We invite scholars to contribute to one of the four sections of the issue.
- Genealogy of the algorithmic concept. This section is concerned with the emergence and development of the concept of algorithm from its origins, through the Scientific Revolution of the 16th century, and beyond. Essays in this section should aim at providing a comprehensive account of the century-long process that leads to the “mathematization of the world”, that is the increasing cleavage between the technical and the natural world, calculable and incalculable, which lies at the roots of modern science and modern capitalism. This line of development includes the birth of the calculating machines, Leibniz’s calculus rationator, and his epistemologically and metaphysically ambitious program of characteristica universalis. While it is true, on the one hand, that this route would lead to 20th-century cybernetics and the deep dualism between formal calculus and nature, much is still to be said about the theoretical implications of the emergence of algorithms as objects of scientific and philosophical research.
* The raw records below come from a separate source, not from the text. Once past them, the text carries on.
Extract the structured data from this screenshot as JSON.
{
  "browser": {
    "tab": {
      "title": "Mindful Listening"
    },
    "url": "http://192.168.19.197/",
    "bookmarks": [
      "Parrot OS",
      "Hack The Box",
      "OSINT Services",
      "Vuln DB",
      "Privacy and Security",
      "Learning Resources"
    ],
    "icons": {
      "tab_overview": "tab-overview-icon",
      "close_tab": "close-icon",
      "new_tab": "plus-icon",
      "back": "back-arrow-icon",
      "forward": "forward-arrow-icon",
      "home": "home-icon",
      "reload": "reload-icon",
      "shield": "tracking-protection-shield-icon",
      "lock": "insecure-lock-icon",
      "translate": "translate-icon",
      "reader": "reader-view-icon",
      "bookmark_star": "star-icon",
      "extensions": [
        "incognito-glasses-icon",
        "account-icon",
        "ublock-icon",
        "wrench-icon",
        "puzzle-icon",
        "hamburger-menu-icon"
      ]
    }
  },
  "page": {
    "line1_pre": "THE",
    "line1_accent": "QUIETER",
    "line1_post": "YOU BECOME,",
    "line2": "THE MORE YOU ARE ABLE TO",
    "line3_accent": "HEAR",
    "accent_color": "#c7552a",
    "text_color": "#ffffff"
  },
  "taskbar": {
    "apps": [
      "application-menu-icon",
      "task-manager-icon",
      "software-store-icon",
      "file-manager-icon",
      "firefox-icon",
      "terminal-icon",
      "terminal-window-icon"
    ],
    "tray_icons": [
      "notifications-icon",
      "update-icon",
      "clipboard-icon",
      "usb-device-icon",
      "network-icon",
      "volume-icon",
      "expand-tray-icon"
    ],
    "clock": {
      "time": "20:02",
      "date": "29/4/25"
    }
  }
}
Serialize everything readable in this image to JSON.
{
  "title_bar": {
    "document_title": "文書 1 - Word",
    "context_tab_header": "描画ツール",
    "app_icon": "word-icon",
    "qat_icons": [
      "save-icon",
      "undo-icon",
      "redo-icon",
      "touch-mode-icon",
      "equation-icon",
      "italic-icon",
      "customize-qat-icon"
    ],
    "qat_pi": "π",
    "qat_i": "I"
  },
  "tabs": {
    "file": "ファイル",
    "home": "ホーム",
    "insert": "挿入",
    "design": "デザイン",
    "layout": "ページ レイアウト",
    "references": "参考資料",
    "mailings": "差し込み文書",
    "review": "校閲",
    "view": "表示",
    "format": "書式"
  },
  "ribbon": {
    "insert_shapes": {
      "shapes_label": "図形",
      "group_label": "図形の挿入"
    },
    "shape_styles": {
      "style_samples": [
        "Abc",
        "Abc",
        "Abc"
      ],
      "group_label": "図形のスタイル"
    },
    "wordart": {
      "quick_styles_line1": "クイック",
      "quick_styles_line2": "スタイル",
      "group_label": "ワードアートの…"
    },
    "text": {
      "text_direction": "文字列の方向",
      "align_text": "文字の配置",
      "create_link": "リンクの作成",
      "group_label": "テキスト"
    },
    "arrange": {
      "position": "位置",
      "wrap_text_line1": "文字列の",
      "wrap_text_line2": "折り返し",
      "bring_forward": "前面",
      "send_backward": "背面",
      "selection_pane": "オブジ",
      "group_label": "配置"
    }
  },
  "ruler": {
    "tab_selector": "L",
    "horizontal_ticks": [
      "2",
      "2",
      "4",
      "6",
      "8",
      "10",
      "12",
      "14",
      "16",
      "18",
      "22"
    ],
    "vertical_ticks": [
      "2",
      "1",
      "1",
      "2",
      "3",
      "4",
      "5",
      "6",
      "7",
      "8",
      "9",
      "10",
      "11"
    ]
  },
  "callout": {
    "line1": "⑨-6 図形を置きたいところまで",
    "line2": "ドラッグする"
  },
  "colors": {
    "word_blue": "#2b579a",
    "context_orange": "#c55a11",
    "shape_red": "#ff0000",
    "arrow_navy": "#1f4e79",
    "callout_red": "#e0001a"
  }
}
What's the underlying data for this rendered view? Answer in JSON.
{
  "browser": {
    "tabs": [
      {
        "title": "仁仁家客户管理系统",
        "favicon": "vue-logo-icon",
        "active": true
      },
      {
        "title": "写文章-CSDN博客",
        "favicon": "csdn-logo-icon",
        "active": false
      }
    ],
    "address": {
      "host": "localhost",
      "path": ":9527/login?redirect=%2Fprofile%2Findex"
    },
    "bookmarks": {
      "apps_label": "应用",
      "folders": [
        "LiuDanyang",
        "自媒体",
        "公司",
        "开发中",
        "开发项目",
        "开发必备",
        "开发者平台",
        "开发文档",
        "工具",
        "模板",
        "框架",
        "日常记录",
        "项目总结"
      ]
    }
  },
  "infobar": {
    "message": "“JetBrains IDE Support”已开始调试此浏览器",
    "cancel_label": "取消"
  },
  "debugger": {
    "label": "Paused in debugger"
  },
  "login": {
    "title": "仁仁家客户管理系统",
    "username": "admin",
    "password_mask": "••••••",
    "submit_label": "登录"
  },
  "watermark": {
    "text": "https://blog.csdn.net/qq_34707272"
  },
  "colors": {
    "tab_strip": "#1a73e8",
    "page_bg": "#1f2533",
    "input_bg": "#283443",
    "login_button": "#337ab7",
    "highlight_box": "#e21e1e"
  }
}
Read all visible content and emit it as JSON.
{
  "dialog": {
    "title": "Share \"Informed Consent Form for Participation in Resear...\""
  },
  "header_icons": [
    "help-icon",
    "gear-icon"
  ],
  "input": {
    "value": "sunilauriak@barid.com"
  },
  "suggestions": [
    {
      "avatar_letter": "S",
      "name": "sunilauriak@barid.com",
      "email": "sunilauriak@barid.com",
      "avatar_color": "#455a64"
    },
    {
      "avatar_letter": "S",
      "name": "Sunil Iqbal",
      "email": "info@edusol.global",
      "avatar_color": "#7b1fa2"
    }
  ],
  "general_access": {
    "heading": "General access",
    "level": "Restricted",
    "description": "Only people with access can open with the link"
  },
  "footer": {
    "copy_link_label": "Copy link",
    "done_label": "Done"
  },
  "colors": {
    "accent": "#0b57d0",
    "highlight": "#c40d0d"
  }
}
- Theory and epistemology of algorithm. In mathematics and information science, an algorithm is defined as a finite sequence of elementary and deterministic steps or instructions that yield the solution of a specific problem or the performance of a certain operation. Essays in this section will deal with the theoretical aspects of the concepts of procedure, repetition, logical sequence of instructions from the larger perspective of their “meaning”. In particular, this section aims at clarifying the process through which algorithms cease to be autonomous entities and are integrated into biological and social systems. Being automatic programs, algorithms are linked to the concepts of automatism and/or automaton: it is therefore important to understand the connections and the differences between these conceptual spheres. Finally, it is important to unfold the features of an algorithm as a structuring relation, which excludes and includes: what are the theoretical limits of the algorithm?
- Algorithms: Ethics. The concept of algorithm is particularly worth-investigating as far as its ethical applications are concerned. This section will explore the meaning of the numerous integrations between algorithms, their agential dimension, and its implications. The ethical question of the algorithm-based recommender systems and the role of choice in automatic procedures will be analyzed at various levels, with special attention paid to the robo-ethics, the Algor-Ethics (Benanti), and the jus cybernetics. More generally, the debate on the limits of algorithmic procedures necessarily reaches out the ethical dimension of what cannot be “algorithmicized” and possible extra-anthropocentric perspectives on the human-machine relation.
- The Algorithm and the Body. This section of the special issue is concerned with historical and conceptual developments of borderline questions. The bodily character of algorithms is a mere appearance, if one follows irreducibility claims about the body/algorithm or organism/machine relation that can be found in Canguilhem’s epistemology (Machine et organisme, 1946-47), Merleau-Ponty’s phenomenology (Structure de comportement, 1942) and in the critical works of the Frankfurt School, for instance Friedrich Pollock’s Automation (1956). Another question of interest is the social and political bearing of the algorithms, for instance: the problem of learning and incorporation of algorithms; the problem of the “automatic society” (Stiegler) and its consequences for employment; the questions of profiling, unaware subjecting, big data, social control and, consequently, the algorithms as a reproduction of power structures.
ACCEPTED LANGUAGES: ENGLISH, ITALIAN, FRENCH, GERMAN, SPANISH
DEADLINE FOR THE SUBMISSION OF THE PROPOSALS: May, 30th, 2021 June, 15th, 2021 (Extended)
Procedure: Please send an abstract of up to 4,000 characters, including the title of the proposed contribution and an outline of its argument, to callforpapers@losguardo.net by the specified deadline. Proposals will be evaluated by the editors of the Journal and a panel of readers, and the results of the selection will be announced to the authors by June 15th, 2021 June 30th, 2021. Accepted papers will then have to be submitted to the editors by a new deadline, which will be announced to the authors with the results of the selection, and will undergo a double-blind review.